Der Charakter Waschtis
Die Interpretation, dass Waschti ungehorsam ist und deshalb zu Recht verstoßen würde, ist eine zu starke Vereinfachung und übersieht, dass der König ihr natürliches Recht auf Selbstbestimmung nicht wahrnimmt. Wenn wir davon ausgehen, dass sie tatsächlich nur mit der Königskrone bekleidet tanzen soll, lehnt sie sich vollkommen zu Recht gegen ihre Degradierung zum Sexobjekt auf. Alleine als starke Frau ansehen dürfen wir Waschti aber nicht, denn die Midraschim zum Buch Esther erwähnen ihre schwachen Seiten ebenfalls. Waschti soll nicht nur während des parallel zum Männerfest veranstalteten Frauenfestes die aus dem Tempel geraubten Becher als Trinkgefäße missbraucht haben, sondern auch ihre jüdischen Sklavinnen schlecht behandelt haben und sie mit voller Absicht regelmäßig zur Arbeit am Schabbat eingeteilt haben. Da König Ahasweros im gesamten Buch Esther als schwach und Entscheidungen überwiegend von anderen Personen treffend geschildert wird, können wir davon ausgehen, dass Waschti vor ihrer Verbannung die wirkliche Herrscherin Persiens war. Möglicherweise stellte ihre Weigerung, dem Befehl des Königs zum Erscheinen auf dem Fest der Männer zu erscheinen, einen expliziten Beweis ihrer Macht dar, so dass sich der persische König bloßgestellt und gedemütigt wurde.

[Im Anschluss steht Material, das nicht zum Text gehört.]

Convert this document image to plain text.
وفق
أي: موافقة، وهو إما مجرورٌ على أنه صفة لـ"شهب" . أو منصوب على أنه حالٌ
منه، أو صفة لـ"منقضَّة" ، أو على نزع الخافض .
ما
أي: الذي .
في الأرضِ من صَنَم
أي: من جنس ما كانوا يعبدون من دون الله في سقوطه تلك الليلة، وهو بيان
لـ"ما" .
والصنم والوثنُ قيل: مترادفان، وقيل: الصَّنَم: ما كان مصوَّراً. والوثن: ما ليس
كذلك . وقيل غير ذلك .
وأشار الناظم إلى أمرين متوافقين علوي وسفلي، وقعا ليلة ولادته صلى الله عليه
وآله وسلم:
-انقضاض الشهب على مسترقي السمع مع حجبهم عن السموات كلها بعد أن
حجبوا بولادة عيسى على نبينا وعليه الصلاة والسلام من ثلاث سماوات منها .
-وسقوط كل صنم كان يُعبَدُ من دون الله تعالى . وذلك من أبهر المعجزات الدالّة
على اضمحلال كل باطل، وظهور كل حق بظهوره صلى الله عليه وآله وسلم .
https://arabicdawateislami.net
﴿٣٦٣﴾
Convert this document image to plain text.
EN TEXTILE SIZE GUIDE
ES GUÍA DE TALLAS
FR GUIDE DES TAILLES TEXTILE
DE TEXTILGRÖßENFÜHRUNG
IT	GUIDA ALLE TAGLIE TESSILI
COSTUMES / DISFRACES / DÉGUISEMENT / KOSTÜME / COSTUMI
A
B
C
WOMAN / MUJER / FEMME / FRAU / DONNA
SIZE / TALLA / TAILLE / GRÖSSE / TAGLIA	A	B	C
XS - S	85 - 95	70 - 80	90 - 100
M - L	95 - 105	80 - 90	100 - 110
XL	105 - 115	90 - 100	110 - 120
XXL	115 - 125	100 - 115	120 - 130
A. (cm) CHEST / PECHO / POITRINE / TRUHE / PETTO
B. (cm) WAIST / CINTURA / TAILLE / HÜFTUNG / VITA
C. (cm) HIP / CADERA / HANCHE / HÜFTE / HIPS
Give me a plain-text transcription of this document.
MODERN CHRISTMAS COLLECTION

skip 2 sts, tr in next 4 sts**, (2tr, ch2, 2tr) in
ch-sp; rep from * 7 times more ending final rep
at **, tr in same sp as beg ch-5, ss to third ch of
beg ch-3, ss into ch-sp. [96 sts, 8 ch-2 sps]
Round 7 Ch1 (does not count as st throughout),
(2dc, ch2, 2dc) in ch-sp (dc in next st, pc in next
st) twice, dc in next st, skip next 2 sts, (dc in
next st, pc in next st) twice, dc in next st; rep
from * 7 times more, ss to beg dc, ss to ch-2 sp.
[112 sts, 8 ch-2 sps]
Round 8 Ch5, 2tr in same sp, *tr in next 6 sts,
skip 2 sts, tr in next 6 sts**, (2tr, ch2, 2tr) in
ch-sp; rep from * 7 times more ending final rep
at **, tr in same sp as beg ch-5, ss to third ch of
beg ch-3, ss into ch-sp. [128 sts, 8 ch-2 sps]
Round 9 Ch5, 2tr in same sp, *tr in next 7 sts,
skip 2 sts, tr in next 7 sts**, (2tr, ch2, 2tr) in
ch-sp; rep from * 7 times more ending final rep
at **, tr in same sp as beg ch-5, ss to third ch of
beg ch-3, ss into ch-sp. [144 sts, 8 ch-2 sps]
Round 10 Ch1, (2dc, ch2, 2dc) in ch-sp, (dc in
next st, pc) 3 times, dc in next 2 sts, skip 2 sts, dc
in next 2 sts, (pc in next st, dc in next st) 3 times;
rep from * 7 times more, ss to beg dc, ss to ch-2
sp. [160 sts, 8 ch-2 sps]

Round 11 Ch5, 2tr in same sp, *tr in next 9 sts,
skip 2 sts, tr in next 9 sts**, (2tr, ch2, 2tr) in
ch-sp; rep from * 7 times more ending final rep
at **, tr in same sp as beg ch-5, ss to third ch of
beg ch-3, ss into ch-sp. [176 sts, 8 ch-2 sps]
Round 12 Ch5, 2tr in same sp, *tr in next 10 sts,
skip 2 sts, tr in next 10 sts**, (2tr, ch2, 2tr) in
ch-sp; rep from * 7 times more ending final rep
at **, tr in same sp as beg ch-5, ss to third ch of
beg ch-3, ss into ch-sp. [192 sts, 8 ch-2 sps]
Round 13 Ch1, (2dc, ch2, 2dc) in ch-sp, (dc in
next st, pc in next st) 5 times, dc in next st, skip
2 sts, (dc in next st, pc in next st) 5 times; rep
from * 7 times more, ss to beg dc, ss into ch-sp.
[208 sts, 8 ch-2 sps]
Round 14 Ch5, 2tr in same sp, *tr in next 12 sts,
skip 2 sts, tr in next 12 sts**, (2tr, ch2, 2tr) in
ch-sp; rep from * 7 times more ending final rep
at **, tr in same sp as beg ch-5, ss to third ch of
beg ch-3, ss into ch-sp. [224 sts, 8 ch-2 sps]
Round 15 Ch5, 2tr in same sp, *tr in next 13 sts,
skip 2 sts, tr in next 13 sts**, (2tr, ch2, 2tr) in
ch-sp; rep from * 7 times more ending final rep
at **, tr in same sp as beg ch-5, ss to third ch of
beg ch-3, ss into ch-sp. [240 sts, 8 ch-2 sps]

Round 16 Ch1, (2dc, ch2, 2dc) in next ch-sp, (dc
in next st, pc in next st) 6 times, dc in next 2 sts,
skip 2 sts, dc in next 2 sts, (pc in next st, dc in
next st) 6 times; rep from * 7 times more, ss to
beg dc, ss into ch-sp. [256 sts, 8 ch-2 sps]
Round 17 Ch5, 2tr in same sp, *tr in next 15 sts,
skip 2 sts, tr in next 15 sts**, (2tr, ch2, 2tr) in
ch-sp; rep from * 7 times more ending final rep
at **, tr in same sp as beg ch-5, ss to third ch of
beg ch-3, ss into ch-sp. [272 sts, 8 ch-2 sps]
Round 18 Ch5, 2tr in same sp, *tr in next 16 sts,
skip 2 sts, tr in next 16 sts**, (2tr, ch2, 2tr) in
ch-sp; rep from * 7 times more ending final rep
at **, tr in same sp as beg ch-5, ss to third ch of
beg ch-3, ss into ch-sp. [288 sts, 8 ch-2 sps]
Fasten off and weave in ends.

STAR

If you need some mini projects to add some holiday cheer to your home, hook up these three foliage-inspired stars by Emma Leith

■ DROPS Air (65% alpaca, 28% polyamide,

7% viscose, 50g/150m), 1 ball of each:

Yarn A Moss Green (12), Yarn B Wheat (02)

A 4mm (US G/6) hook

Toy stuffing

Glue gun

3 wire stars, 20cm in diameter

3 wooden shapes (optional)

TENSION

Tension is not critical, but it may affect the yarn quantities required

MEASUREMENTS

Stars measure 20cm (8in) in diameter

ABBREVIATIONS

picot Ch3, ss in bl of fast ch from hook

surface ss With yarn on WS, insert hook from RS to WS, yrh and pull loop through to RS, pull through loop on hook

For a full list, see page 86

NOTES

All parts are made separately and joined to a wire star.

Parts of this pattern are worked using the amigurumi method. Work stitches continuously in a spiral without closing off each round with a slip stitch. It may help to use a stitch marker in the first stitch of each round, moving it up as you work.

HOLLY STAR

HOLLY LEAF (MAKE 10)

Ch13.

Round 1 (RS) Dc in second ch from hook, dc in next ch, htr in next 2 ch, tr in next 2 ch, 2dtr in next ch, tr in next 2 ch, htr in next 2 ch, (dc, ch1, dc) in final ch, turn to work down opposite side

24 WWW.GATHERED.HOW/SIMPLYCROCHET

Ohne Waschtis Weigerung wäre Esther nicht Königin geworden
Dass Waschti sich weigerte, (nackt) vor dem König und dessen betrunkenen männlichen Gästen zu erscheinen und aus diesem Grund verstoßen wurde, ist die Voraussetzung dafür, dass Esther Königin am persischen Hofe wird und somit die Juden Persiens vor dem von Haman angestifteten Pogrom retten kann. Gerade wenn Waschti ihre jüdischen Sklavinnen schlecht behandelt hat, ist es eine humorvolle und zugleich lehrreiche Pointe der Geschichte, dass ihr Verstoß vom Hof und der damit verbundene Verlust der Macht über ihre Dienerinnen die Rettung des jüdischen Volkes ermöglicht. Hätte Waschti ihre Würde als persische Königin nicht verloren, wäre kein Casting zum Finden einer neuen Regentin erforderlich geworden und Esther hätte ihre Rolle am Hof nicht einnehmen können. Wenn wir zu Purim von der Tapferkeit Esthers erzählen und die Heldin zu Recht loben, vergessen wir nicht, dass auch Waschti einen Anteil an der Rettung der Juden am persischen Hof hat.